The questions involved in this case relate to the effect of § 33 of the Merchant Marine Act of 1920, 41 Stat. 988, c. 250, which amended § 20 of the Seamen's Act of 1915, 38 Stat. 1164, c. 153, to read as follows:
That any seaman who shall suffer personal injury in the course of his employment may, at his election, maintain an action for damages at law, with the right of trial by jury, and in such action all statutes of the United States modifying or extending the common law right or remedy in cases of personal injury to railway employees shall apply, and in case of the death of any seaman as a result of any such personal injury, the personal representative of such seaman may maintain an action for damages at law with the right of trial by jury, and in such action, all statutes of the United States conferring or regulating the right of action for death in the case of railway employees shall be applicable. Jurisdiction in such actions shall be under the court of the district in which the defendant employer resides or in which his principal office is located.

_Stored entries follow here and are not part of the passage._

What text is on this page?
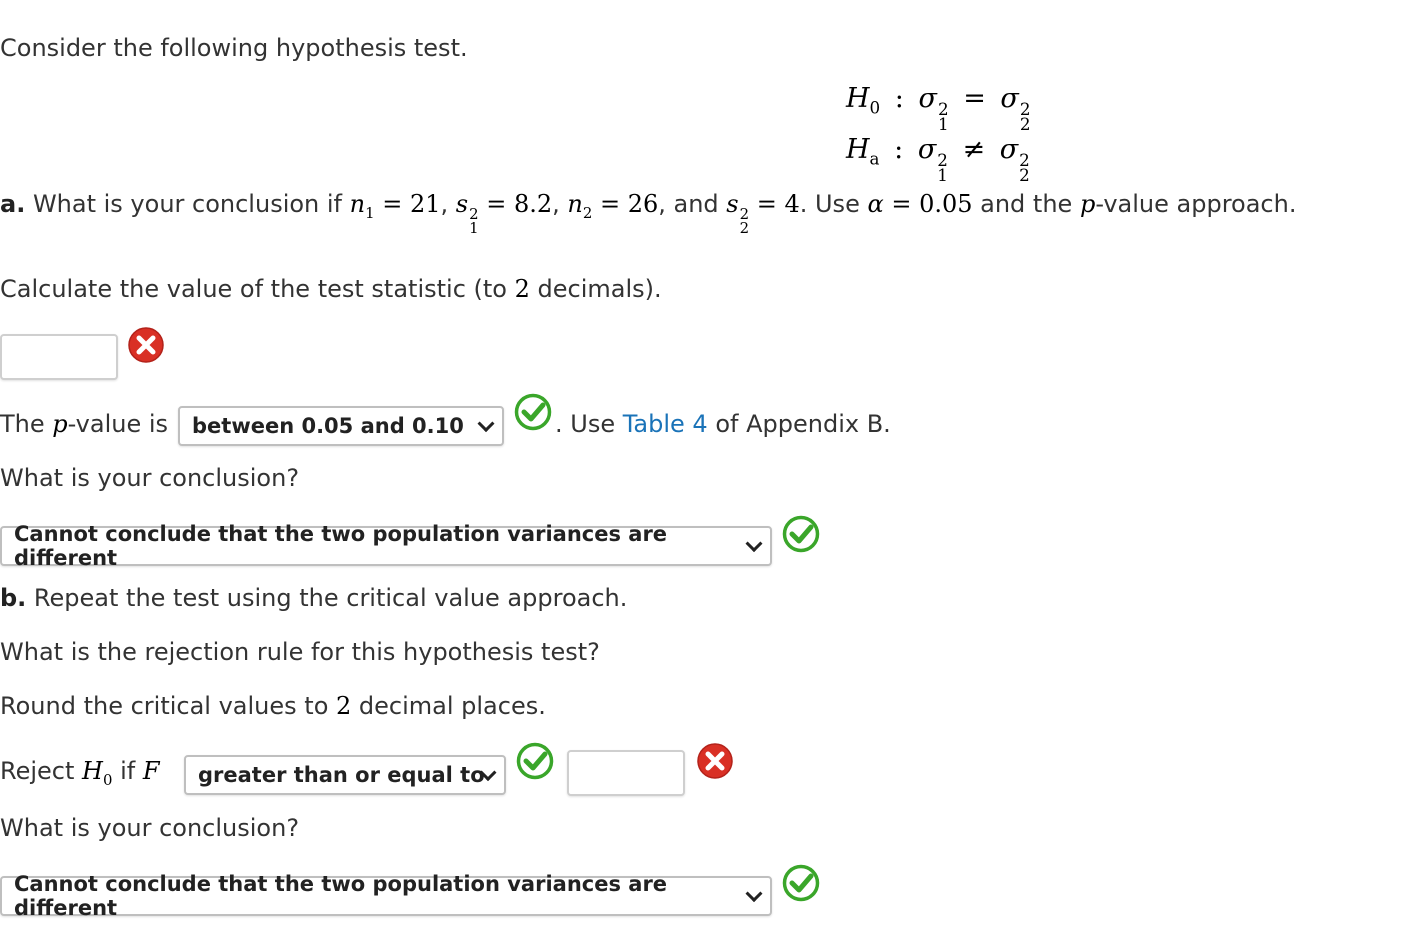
Consider the following hypothesis test.
$H_0$ : σ 2
1
= σ 2
2
$H_a$ : σ 2
1
≠ σ 2
2
a. What is your conclusion if $n_1 = 21$, s 2
1
= 8.2, $n_2 = 26$, and s 2
2
= 4. Use α = 0.05 and the p-value approach.
Calculate the value of the test statistic (to 2 decimals).
The p-value is between 0.05 and 0.10	. Use Table 4 of Appendix B.
What is your conclusion?
Cannot conclude that the two population variances are different
b. Repeat the test using the critical value approach.
What is the rejection rule for this hypothesis test?
Round the critical values to 2 decimal places.
Reject $H_0$ if F greater than or equal to
What is your conclusion?
Cannot conclude that the two population variances are different
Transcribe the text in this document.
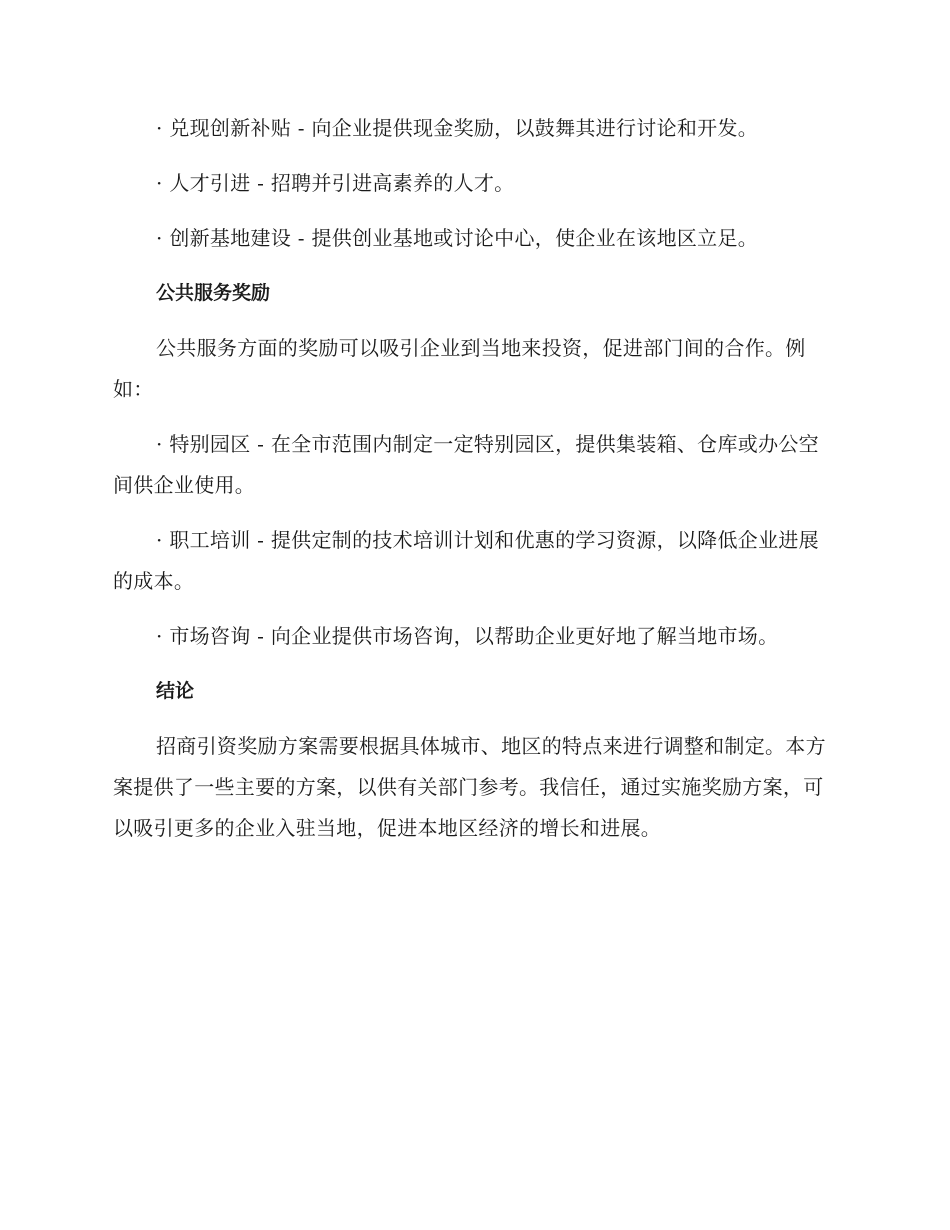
· 兑现创新补贴 - 向企业提供现金奖励，以鼓舞其进行讨论和开发。

· 人才引进 - 招聘并引进高素养的人才。

· 创新基地建设 - 提供创业基地或讨论中心，使企业在该地区立足。

公共服务奖励

公共服务方面的奖励可以吸引企业到当地来投资，促进部门间的合作。例如：

· 特别园区 - 在全市范围内制定一定特别园区，提供集装箱、仓库或办公空间供企业使用。

· 职工培训 - 提供定制的技术培训计划和优惠的学习资源，以降低企业进展的成本。

· 市场咨询 - 向企业提供市场咨询，以帮助企业更好地了解当地市场。

结论

招商引资奖励方案需要根据具体城市、地区的特点来进行调整和制定。本方案提供了一些主要的方案，以供有关部门参考。我信任，通过实施奖励方案，可以吸引更多的企业入驻当地，促进本地区经济的增长和进展。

Engel, the petitioner, brought this action at law in January, 1923, in a superior court of California, against the respondent Davenport, one of the owners of a vessel on which he had been employed as a seaman,1 to recover damages for personal injuries suffered, in April, 1921, while he was engaged in placing a chain lashing around part of a cargo of lumber that had been taken on board the vessel at a port of landing. The complaint alleged, in substance, that the vessel had been negligently sent upon her voyage when unseaworthy and equipped with
defective appliances, in that a pelican hook, which was a necessary part of the chain lashing used in carrying the cargo, had in it a flaw observable upon ordinary inspection; that this hook was not inspected, and that it broke by reason of this flaw, causing the injuries in question. Davenport demurred to the complaint on the ground, inter alia, that the cause of action was barred by § 340, subd. 3, of the California Code of Civil Procedure, which required an action for personal injury caused by wrongful act or negligence to be commenced within one year. This demurrer was sustained, without leave to amend, and judgment was entered in favor of Davenport, which was affirmed, on appeal by the supreme court of the state. 194 Cal. 344. This writ of certiorari was then granted. 266 U.S. 600.

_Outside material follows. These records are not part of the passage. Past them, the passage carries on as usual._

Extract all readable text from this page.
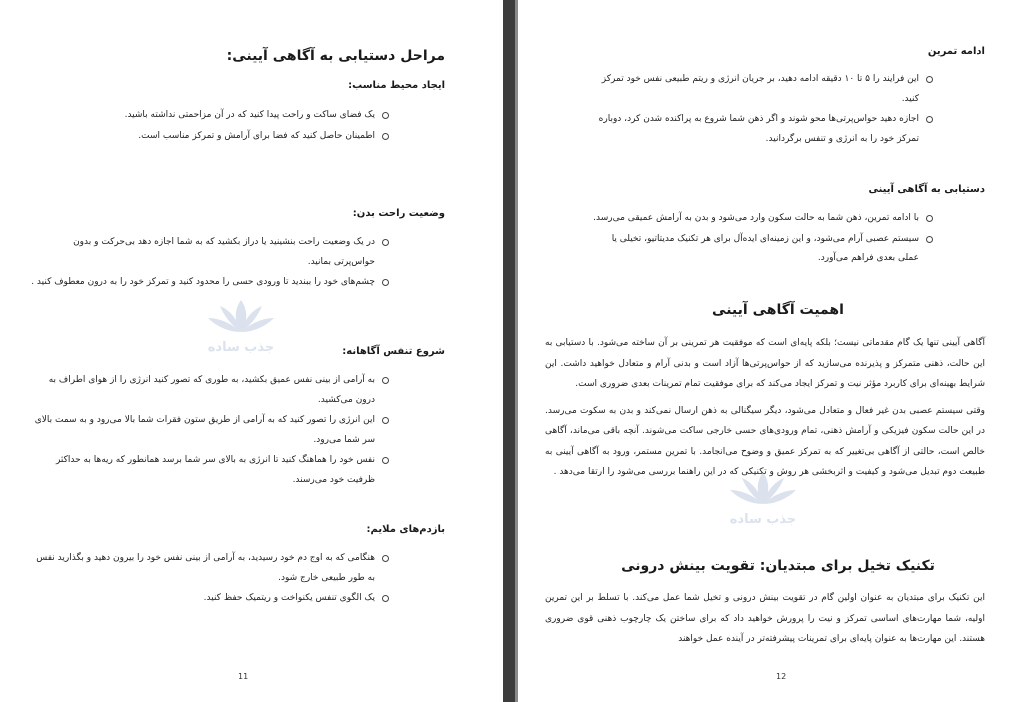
مراحل دستیابی به آگاهی آیینی:
ایجاد محیط مناسب:
یک فضای ساکت و راحت پیدا کنید که در آن مزاحمتی نداشته باشید.
اطمینان حاصل کنید که فضا برای آرامش و تمرکز مناسب است.
وضعیت راحت بدن:
در یک وضعیت راحت بنشینید یا دراز بکشید که به شما اجازه دهد بی‌حرکت و بدون حواس‌پرتی بمانید.
چشم‌های خود را ببندید تا ورودی حسی را محدود کنید و تمرکز خود را به درون معطوف کنید .
جذب ساده	شروع تنفس آگاهانه:
به آرامی از بینی نفس عمیق بکشید، به طوری که تصور کنید انرژی را از هوای اطراف به درون می‌کشید.
این انرژی را تصور کنید که به آرامی از طریق ستون فقرات شما بالا می‌رود و به سمت بالای سر شما می‌رود.
نفس خود را هماهنگ کنید تا انرژی به بالای سر شما برسد همانطور که ریه‌ها به حداکثر ظرفیت خود می‌رسند.
بازدم‌های ملایم:
هنگامی که به اوج دم خود رسیدید، به آرامی از بینی نفس خود را بیرون دهید و بگذارید نفس به طور طبیعی خارج شود.
یک الگوی تنفس یکنواخت و ریتمیک حفظ کنید.
11
ادامه تمرین
این فرایند را ۵ تا ۱۰ دقیقه ادامه دهید، بر جریان انرژی و ریتم طبیعی نفس خود تمرکز کنید.
اجازه دهید حواس‌پرتی‌ها محو شوند و اگر ذهن شما شروع به پراکنده شدن کرد، دوباره تمرکز خود را به انرژی و تنفس برگردانید.
دستیابی به آگاهی آیینی
با ادامه تمرین، ذهن شما به حالت سکون وارد می‌شود و بدن به آرامش عمیقی می‌رسد.
سیستم عصبی آرام می‌شود، و این زمینه‌ای ایده‌آل برای هر تکنیک مدیتاتیو، تخیلی یا عملی بعدی فراهم می‌آورد.
اهمیت آگاهی آیینی

آگاهی آیینی تنها یک گام مقدماتی نیست؛ بلکه پایه‌ای است که موفقیت هر تمرینی بر آن ساخته می‌شود. با دستیابی به این حالت، ذهنی متمرکز و پذیرنده می‌سازید که از حواس‌پرتی‌ها آزاد است و بدنی آرام و متعادل خواهید داشت. این شرایط بهینه‌ای برای کاربرد مؤثر نیت و تمرکز ایجاد می‌کند که برای موفقیت تمام تمرینات بعدی ضروری است.

وقتی سیستم عصبی بدن غیر فعال و متعادل می‌شود، دیگر سیگنالی به ذهن ارسال نمی‌کند و بدن به سکوت می‌رسد. در این حالت سکون فیزیکی و آرامش ذهنی، تمام ورودی‌های حسی خارجی ساکت می‌شوند. آنچه باقی می‌ماند، آگاهی خالص است، حالتی از آگاهی بی‌تغییر که به تمرکز عمیق و وضوح می‌انجامد. با تمرین مستمر، ورود به آگاهی آیینی به طبیعت دوم تبدیل می‌شود و کیفیت و اثربخشی هر روش و تکنیکی که در این راهنما بررسی می‌شود را ارتقا می‌دهد .

جذب ساده
تکنیک تخیل برای مبتدیان: تقویت بینش درونی

این تکنیک برای مبتدیان به عنوان اولین گام در تقویت بینش درونی و تخیل شما عمل می‌کند. با تسلط بر این تمرین اولیه، شما مهارت‌های اساسی تمرکز و نیت را پرورش خواهید داد که برای ساختن یک چارچوب ذهنی قوی ضروری هستند. این مهارت‌ها به عنوان پایه‌ای برای تمرینات پیشرفته‌تر در آینده عمل خواهند

12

The petitioner contends that the suit is one founded on § 33 of the Merchant Marine Act, of which the state courts have jurisdiction concurrently with the federal courts, and that, by virtue of § 6 of the Employers' Liability Act, 35 Stat. 65, c. 149, incorporated in the provisions of the Merchant Marine Act, it might be commenced within two years after the cause of action accrued, irrespective of the state statute.

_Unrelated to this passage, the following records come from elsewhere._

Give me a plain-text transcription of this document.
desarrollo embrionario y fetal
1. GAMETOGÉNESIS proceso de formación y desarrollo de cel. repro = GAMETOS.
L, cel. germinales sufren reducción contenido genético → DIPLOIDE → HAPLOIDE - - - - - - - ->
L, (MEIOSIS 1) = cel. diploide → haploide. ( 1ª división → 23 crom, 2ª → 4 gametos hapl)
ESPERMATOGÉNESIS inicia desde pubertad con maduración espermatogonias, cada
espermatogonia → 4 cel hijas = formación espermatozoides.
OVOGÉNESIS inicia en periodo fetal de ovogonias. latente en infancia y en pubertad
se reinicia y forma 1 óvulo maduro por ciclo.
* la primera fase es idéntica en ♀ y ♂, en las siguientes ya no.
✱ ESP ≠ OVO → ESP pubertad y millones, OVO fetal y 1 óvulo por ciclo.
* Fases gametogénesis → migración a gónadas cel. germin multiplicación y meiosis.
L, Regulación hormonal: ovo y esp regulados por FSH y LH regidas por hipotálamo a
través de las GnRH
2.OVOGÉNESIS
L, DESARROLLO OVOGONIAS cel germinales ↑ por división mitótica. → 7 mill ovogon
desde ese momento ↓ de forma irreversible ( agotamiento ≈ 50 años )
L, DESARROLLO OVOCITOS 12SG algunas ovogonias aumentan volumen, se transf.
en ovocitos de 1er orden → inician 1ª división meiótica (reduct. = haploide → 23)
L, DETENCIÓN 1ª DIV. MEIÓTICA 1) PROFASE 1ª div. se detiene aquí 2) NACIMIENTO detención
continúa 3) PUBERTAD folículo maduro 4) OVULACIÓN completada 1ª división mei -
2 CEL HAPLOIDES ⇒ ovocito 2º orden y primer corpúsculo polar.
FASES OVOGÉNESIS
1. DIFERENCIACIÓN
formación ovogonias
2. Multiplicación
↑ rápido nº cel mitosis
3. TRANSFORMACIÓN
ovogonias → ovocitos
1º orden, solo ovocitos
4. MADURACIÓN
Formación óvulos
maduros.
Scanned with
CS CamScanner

The respondent contends, on the other hand, that the suit is not founded on the Merchant Marine Act, and its provisions therefore have no application, and that, in any event, § 6 of the Employers' Liability Act is not incorporated in the Merchant Marine Act and does not determine the period of time within which an action may be commenced in a state court.
It is settled by the decision in Panama Railroad v. Johnson, 264 U.S. 375, that § 33 of the Merchant Marine Act is an exercise of the power of Congress to alter or supplement the maritime law by changes that are countrywide and...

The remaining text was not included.